Essa abordagem, de acordo com Spinelli, tem que ser feita precocemente, a fim de corrigir as alterações, retardar o aparecimento de patologias e aumentar a expectativa de vida do paciente.
O tratamento da obesidade precisa ser feito de forma contínua.
"Pacientes se queixam do efeito sanfona. Eles dizem que tratam o excesso de peso e depois voltam a engordar. Mas é importante explicar que isso (efeito sanfona) é a característica da doença crônica obesidade", disse o cardiologista Audes Feitosa.
O cardiologista frisou que a obesidade tem que ser encarada como outras doenças crônicas, a exemplo da diabetes ou hipertensão. Não adianta tratar por um tempo, depois parar o remédio e querer que a pressão e glicose fiquem controladas. Então, o tratamento tem que ser contínuo.
"Depois de diagnosticado e acompanhado, o indivíduo terá controlado a obesidade com dieta e exercício. Mas sabe que, se parar dieta e exercício, vai engordar novamente. E uma parte vai precisar até de medicação a longo prazo, inclusive pelo resto da sua vida, em alguns casos."

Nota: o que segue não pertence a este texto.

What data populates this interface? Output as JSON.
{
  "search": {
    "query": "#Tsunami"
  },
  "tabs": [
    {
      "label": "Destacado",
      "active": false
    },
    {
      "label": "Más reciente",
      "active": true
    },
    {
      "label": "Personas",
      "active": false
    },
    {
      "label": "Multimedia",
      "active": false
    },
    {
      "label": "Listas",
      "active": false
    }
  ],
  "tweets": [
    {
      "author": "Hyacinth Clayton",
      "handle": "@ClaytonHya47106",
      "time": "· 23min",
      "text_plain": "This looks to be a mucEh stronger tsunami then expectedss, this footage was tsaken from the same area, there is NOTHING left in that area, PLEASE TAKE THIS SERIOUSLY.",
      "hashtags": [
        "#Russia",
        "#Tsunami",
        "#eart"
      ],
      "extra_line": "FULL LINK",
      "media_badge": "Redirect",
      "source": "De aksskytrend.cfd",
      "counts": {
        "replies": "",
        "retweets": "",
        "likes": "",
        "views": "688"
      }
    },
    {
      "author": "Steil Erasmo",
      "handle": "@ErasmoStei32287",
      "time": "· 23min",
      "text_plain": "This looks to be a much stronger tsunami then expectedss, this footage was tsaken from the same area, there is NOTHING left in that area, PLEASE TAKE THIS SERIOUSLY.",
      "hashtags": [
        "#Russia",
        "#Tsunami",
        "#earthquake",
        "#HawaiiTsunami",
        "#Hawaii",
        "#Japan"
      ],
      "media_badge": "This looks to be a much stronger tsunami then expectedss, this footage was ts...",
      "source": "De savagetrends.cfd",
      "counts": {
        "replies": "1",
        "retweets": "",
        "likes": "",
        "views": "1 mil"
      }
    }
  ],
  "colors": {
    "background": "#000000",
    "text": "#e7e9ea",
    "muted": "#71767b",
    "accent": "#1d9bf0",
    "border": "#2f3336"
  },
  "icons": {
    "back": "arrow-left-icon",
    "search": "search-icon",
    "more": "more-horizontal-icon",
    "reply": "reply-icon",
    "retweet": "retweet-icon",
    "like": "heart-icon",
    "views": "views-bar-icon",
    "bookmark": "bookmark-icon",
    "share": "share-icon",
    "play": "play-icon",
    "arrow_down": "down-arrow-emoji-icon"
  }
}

Sobre as opções para tratamento farmacológico da obesidade, os cardiologistas comentaram sobre as "canetas emagrecedoras" - medicamentos análogos de GLP-1 (como a semaglutida, com os nomes comerciais Ozempic e Rybelsus) prescritos em caráter off label (fora de bula) para tratar a obesidade.
"Na verdade, essas canetas emagrecedoras vieram para facilitar a aplicação de substâncias. Mas há algo além: os análogos do GLP-1, como são conhecidas as canetas emagrecedoras, efetivamente reduzem peso e com proteção cardiovascular, diferentemente das opções que se tinha antes. Ou seja, o uso é seguro e tem realmente o efeito que a gente quer na perda de peso", explica Spinelli.
O cardiologista, contudo, ressalta que a resposta dessas medicações não é igual para todos os pacientes. "O resultado depende da característica do indivíduo: se ele é respondedor ou não."
Ao encerrar a participação na live, Spinelli destacou que os médicos e a população não percam a chance de falar, nas consultas, sobre a obesidade e os caminhos para tratá-la.
"Todos temos que ter a consciência de que a obesidade é uma doença, tem que ser tratada. E isso tem que ser em comum acordo entre médico e paciente", disse.
Ele ainda reforçou a necessidade de acompanhamento precoce e contínuo.
"É essencial para aumentar a expectativa de vida, diminuir a possibilidade de doenças cardiovasculares, diminuir a chance de diabetes e outras patologias como a esteatose hepática não alcoólica e a osteoartrose. Além disso, o tratamento traz o bem-estar individual: a pessoa volta a se sentir bem consigo mesma", finalizou o cardiologista.